For now, the NFC chip inside of the iPhone 6 and iPhone 6 Plus is meant for use with Apple Pay only for now. Apple Pay allows you to store your credit card information on your iPhone and use it to buy stuff at any store that supports Apple Pay. The iPhone 6 has an NFC chip that allows you to tap the pay terminal at a store to instantly buy goods. Furthermore, doing this doesn’t give the store your credit card information, so you’re less susceptible to store hacks that steal credit card information, similar to the recent Home Depot and Target hacks.
Apple Pay also works with mobile shopping apps, allowing you to pay with a single touch of the Touch ID fingerprint sensor in shopping apps that support the feature.
However, the new payment system has already seen its fair share of problems thus far. Some users have been getting double-charged when using Apple Pay at stores, with one user claiming he was charged twice while shopping at Whole Foods using his Bank of America debit card through Apple Pay. Bank of America notes that this particular problem is on their end and have been working on a fix.
Furthermore, some stores aren’t even training their employees properly on how to accept Apple Pay. One Reddit user said he went to Subway and the cashier had no idea how to get an Apple Pay transaction going, saying that the cashier couldn’t figure out how to use it, and “then a QR code appeared on the terminal, but there was no option on my phone to scan it.”
Another thing that has users scratching their heads is how returns are handled if you paid for the product using Apple Pay. One user says that returning an item at CVS required swiping the credit card that the item was purchased with, but since you can’t exactly do that with Apple Pay, this forced the cashier to essentially override the system in order to return the money.
Currently, only a handful of major banks support Apple Pay, and they include Bank of America, Capital One, Chase, Citi and Wells Fargo. Apple says that more banks will be coming soon, though, including Barclay, Navy Federal, PNC, USAA and US Bank, as well as around 500 other smaller banks.
Furthermore, Apple says that 220,000 store locations accept Apple Pay as a payment method, and that number will no doubt continue to grow into 2015 and beyond.

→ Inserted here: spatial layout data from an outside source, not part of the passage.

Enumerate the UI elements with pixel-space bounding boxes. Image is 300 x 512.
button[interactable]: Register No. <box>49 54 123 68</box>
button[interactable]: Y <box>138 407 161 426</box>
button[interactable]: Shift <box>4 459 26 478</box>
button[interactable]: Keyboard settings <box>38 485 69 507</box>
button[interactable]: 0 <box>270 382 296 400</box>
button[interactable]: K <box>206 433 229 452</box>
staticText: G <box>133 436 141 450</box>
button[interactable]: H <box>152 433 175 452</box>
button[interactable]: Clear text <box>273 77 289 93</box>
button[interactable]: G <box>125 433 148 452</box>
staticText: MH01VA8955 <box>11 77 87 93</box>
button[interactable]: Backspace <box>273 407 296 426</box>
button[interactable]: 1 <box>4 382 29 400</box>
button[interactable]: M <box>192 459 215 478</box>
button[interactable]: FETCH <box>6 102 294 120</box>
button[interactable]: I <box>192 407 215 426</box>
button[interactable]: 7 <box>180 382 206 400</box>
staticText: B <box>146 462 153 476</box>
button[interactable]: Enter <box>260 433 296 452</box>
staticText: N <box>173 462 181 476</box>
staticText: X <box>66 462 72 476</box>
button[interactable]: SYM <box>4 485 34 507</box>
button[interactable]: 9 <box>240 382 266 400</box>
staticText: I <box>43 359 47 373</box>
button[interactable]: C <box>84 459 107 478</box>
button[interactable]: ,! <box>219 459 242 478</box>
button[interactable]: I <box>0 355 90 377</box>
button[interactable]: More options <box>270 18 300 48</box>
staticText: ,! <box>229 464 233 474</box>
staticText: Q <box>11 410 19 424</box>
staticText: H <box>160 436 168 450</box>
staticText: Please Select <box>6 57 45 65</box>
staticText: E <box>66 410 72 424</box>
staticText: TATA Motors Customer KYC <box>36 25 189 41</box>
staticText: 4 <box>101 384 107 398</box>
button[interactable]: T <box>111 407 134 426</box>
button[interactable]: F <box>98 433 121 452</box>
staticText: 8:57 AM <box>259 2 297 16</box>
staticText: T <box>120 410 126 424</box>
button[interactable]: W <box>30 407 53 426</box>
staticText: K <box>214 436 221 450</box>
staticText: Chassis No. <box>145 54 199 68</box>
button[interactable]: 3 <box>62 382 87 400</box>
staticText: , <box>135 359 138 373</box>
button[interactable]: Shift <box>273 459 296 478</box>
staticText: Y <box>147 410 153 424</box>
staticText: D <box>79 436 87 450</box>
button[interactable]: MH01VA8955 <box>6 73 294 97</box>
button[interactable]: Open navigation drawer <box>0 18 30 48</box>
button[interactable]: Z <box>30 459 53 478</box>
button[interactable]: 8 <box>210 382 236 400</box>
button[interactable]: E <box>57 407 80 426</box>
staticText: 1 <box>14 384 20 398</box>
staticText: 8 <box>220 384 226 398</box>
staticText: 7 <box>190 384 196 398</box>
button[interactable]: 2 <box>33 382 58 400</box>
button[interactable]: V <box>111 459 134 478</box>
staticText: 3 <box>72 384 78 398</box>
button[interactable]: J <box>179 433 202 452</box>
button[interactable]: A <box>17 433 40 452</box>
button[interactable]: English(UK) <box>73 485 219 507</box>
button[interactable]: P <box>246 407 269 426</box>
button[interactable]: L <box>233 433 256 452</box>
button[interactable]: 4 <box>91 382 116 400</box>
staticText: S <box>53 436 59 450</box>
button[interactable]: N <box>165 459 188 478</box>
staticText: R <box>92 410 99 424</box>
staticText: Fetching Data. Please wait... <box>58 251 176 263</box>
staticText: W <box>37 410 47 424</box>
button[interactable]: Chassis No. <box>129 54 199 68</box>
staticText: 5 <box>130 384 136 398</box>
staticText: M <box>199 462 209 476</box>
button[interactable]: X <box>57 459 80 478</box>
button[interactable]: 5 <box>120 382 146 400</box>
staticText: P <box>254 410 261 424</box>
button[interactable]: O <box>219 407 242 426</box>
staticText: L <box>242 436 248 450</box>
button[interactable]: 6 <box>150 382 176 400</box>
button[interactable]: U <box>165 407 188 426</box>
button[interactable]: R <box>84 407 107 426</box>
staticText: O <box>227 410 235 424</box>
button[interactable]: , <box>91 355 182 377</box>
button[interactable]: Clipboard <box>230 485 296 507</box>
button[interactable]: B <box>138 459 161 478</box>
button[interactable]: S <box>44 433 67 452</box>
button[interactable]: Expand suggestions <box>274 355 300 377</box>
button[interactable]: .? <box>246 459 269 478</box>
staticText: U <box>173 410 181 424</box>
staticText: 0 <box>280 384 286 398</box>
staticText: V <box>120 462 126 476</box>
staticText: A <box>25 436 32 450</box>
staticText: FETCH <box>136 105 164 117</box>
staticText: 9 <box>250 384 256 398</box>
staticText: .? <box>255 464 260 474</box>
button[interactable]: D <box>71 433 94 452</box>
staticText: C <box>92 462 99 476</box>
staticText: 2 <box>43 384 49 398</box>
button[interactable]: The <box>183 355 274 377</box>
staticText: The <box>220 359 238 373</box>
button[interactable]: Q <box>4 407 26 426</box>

The company lists a handful of national chains that support Apple Pay, including McDonald’s, Panera Bread, Staples, Walgreens, Subway, Whole Foods, Macy’s, Bloomingdales, and the Disney Store.
As for apps that accept one-touch payment with Apple Pay, there are plenty that are already on board with it. Some notable shopping apps include Groupon, Panera Bread, OpenTable, Starbucks, Sephora, Target, and even Uber.